Uch, that’s very frustrating, I’m sorry that happened due to the changes I made.

I am surprised that you are seeing issues on Linux since that is the platform I have been testing on, using KWin 5.27.11 and GLFW’s runtime switching with either XDG_SESSION_TYPE=wayland or =x11 to check both protocols. I did notice that fractional font scaling does not look good compared to other applications but it is already an improvement since before it was always 1x. I didn’t notice any other problems with the scaling.

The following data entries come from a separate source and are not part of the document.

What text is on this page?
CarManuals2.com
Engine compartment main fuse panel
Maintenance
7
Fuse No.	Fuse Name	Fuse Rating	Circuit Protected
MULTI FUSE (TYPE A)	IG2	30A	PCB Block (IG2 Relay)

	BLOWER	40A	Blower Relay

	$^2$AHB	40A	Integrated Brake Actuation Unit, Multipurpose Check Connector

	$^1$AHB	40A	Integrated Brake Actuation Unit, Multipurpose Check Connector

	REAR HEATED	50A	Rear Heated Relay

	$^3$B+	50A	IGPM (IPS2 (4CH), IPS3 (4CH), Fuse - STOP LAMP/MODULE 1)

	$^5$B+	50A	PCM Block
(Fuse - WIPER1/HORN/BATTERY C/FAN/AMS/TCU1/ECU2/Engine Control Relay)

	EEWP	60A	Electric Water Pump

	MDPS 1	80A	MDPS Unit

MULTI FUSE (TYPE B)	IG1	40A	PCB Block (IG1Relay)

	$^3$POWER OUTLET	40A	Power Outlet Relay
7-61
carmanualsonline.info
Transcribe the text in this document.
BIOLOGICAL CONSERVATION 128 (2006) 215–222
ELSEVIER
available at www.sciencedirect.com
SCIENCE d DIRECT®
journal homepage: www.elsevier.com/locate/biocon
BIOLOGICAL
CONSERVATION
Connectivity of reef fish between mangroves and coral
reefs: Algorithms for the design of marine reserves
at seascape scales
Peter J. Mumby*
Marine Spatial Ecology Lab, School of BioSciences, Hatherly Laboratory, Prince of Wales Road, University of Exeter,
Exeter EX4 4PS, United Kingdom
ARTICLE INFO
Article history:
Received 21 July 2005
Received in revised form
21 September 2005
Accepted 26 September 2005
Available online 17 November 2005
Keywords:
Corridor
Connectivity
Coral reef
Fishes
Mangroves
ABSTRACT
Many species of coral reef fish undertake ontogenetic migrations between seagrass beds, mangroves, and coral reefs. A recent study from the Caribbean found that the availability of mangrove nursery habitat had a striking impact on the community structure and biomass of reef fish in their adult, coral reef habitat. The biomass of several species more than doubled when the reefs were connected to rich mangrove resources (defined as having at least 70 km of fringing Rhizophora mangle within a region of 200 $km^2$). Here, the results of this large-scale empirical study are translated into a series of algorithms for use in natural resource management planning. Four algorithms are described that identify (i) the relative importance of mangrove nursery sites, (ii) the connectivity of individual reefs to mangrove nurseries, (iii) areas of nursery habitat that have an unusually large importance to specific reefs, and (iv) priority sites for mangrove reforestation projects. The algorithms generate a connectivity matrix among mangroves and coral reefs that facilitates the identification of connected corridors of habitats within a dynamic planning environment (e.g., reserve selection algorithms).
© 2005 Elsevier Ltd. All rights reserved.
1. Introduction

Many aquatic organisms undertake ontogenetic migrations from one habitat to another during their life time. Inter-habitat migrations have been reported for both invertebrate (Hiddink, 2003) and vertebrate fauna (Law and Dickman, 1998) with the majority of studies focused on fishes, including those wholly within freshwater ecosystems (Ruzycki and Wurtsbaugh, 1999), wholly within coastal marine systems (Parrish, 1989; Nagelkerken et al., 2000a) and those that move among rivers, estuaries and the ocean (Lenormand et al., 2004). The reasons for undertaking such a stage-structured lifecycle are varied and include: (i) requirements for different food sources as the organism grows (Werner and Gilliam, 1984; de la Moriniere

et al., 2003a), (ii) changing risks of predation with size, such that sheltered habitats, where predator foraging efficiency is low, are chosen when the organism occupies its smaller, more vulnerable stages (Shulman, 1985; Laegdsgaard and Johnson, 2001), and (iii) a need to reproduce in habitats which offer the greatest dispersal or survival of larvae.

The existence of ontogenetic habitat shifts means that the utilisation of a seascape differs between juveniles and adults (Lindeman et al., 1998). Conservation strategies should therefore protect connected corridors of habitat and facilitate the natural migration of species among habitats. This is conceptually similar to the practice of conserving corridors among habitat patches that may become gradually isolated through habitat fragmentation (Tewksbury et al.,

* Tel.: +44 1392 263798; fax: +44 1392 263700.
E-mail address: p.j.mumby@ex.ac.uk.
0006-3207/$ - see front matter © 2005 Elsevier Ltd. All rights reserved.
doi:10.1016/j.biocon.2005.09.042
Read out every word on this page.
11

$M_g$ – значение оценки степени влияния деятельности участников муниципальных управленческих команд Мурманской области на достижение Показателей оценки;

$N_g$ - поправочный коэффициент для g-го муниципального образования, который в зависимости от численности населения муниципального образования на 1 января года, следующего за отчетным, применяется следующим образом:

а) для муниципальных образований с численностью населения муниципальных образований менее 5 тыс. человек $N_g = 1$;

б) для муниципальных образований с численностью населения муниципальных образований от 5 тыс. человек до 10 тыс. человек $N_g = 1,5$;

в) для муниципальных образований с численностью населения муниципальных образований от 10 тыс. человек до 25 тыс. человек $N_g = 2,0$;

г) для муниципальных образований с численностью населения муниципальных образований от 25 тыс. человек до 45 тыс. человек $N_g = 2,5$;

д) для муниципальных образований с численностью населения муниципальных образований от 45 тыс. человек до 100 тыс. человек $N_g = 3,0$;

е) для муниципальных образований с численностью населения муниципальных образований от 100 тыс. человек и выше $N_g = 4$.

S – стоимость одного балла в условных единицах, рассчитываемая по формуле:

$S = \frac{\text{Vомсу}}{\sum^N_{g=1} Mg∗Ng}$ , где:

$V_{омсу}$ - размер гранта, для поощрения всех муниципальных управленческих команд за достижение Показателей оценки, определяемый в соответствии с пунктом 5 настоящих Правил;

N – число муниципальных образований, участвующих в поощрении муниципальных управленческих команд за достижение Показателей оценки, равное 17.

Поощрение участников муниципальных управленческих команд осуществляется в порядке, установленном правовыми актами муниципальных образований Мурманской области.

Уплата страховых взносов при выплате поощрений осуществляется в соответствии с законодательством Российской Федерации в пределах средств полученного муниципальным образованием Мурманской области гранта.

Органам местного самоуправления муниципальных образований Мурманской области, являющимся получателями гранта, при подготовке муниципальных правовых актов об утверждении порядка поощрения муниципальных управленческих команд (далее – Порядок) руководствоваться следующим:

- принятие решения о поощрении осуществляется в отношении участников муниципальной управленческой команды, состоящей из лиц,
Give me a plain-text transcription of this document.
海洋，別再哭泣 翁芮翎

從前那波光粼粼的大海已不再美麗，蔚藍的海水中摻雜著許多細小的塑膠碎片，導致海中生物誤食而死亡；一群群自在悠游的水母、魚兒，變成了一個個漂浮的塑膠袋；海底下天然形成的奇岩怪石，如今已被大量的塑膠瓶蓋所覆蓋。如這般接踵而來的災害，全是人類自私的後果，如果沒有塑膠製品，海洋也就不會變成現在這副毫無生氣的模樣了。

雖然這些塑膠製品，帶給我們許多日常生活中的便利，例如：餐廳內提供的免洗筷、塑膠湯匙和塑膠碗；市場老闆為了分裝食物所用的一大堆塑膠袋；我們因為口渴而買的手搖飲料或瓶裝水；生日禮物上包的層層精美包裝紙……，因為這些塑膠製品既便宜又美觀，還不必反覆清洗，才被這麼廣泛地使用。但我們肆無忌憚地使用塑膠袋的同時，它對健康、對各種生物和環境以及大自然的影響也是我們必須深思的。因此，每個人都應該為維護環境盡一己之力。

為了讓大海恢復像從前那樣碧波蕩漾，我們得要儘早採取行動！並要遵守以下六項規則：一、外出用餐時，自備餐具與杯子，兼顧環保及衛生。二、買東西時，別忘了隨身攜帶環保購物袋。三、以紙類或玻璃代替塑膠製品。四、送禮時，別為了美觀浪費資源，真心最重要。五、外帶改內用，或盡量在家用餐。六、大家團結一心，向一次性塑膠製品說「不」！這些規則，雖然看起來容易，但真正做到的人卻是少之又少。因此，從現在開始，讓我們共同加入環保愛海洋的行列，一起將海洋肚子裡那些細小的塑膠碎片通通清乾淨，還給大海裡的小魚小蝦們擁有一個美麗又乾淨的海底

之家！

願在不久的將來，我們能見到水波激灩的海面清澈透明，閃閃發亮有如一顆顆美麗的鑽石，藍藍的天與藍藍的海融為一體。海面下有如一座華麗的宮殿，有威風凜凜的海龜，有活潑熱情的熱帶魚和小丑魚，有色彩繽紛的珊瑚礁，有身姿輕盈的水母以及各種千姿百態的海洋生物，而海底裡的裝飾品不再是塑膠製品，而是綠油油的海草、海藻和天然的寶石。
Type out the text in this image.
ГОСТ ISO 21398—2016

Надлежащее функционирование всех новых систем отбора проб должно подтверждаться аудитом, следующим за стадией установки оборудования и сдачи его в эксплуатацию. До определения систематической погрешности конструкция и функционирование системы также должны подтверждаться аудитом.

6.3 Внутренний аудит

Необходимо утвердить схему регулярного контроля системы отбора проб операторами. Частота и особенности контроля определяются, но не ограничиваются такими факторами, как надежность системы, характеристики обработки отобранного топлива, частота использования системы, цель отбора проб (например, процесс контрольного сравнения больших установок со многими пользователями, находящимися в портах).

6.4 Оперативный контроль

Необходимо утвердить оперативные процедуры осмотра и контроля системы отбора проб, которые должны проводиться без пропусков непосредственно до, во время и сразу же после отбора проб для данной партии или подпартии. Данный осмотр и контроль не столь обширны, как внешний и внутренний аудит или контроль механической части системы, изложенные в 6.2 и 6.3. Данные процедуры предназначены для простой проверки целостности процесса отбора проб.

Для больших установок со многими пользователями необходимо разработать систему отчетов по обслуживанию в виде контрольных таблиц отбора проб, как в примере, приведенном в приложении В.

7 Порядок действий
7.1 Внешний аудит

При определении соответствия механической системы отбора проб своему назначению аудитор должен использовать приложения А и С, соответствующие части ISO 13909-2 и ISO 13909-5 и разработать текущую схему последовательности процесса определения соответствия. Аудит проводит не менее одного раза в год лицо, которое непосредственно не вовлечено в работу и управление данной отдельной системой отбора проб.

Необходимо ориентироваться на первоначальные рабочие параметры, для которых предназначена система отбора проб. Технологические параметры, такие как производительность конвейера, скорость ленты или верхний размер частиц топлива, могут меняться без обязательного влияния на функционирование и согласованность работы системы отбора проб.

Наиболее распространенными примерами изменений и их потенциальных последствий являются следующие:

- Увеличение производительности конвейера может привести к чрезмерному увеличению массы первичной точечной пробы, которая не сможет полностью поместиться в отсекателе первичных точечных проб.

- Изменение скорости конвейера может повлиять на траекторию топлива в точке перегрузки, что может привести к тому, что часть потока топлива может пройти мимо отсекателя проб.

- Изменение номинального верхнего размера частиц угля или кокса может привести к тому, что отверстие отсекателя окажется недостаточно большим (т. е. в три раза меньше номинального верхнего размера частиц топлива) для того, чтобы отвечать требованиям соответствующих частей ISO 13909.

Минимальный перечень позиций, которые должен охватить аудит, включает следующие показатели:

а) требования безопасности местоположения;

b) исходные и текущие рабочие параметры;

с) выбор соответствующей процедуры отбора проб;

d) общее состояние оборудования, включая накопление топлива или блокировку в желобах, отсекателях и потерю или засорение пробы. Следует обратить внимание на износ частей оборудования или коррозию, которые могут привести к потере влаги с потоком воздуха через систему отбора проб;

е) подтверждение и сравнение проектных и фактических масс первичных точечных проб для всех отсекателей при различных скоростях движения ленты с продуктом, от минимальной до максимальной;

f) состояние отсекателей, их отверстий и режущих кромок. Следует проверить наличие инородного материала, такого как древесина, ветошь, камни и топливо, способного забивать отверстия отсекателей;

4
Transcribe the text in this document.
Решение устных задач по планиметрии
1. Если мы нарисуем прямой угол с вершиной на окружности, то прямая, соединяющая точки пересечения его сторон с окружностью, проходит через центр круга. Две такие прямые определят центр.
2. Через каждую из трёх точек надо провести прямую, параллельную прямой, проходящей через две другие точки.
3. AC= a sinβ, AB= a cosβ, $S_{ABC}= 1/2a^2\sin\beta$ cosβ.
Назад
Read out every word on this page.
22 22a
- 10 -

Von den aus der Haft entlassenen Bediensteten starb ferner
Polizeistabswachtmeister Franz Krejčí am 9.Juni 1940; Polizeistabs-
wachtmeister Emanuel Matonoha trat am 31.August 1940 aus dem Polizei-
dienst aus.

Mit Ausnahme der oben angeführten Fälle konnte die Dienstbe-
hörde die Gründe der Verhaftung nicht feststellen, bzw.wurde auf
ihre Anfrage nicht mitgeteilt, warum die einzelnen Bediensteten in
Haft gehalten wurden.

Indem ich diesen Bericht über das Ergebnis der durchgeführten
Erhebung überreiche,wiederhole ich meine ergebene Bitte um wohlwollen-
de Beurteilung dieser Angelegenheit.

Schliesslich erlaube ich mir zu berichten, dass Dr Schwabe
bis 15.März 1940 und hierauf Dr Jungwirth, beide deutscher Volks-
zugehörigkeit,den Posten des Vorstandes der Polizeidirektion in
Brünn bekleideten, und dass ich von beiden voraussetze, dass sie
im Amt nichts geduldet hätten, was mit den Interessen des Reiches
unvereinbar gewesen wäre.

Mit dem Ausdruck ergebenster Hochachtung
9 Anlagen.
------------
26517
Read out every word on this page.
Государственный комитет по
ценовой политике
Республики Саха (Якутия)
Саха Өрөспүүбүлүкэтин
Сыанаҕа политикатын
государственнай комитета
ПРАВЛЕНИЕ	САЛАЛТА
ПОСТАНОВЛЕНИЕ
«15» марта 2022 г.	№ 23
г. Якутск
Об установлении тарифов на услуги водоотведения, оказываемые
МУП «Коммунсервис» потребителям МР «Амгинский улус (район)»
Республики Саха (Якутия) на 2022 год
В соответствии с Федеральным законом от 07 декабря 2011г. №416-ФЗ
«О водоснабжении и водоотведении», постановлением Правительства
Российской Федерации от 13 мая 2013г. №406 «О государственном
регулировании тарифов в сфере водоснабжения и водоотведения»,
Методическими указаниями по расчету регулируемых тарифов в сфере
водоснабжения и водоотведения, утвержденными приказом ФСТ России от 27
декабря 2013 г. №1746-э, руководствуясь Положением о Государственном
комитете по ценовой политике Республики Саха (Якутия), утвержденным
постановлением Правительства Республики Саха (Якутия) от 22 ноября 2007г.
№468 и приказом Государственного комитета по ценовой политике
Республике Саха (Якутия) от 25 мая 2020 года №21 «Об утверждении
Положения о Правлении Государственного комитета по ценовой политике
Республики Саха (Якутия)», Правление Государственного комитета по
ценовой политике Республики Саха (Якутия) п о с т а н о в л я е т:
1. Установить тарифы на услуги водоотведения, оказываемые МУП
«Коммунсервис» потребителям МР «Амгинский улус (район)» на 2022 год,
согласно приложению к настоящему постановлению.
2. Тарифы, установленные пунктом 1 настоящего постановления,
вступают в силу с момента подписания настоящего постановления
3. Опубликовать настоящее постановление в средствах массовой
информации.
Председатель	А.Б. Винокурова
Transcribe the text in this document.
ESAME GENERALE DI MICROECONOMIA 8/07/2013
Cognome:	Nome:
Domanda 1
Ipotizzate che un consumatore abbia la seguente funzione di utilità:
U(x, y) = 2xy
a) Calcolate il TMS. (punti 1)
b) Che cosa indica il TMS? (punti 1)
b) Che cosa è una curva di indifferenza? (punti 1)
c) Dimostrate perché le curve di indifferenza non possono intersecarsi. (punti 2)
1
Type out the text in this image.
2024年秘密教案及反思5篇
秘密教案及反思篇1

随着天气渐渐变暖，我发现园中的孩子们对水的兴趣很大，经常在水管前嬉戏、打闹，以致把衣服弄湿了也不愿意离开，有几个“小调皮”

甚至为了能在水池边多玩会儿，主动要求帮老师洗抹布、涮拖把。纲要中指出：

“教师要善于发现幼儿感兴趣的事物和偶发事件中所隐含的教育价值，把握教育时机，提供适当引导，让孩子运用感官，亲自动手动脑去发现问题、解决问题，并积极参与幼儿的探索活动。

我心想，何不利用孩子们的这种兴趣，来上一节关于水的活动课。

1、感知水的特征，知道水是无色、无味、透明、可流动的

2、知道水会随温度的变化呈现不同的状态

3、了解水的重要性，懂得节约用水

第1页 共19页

In the macOS and Wayland GLFW backends it is very clear there can be no expectation that GLFW is going to have the correct framebuffer size at the time of the content scale callback, which is why the scaling calculation seems like it really needs to only be in NewFrame. Unfortunately this also means calling Window::fullFrame from the content scale callback is going to be broken on some platforms, which does seem to support my theory that the reason why I was noticing a flicker on Wayland, but not you on Win32, was because the FB ratio is wrong for that frame.

On X11, the content scale callback is never invoked, so it seems there is only a single scaling ratio that is always used (the highest DPI one in my experience) and then the window manager does downscaling if needed.

Based on my reading of the GLFW Win32 backend what you describe there sounds like the difference between WM_DPICHANGED and WM_SIZE events.

After thinking about it for a while, I wonder if the right thing to do is to stop trying to use any of these GLFW events other than window damage. At least, that probably should be the only place that Window::fullFrame should be called and metrics should be queried.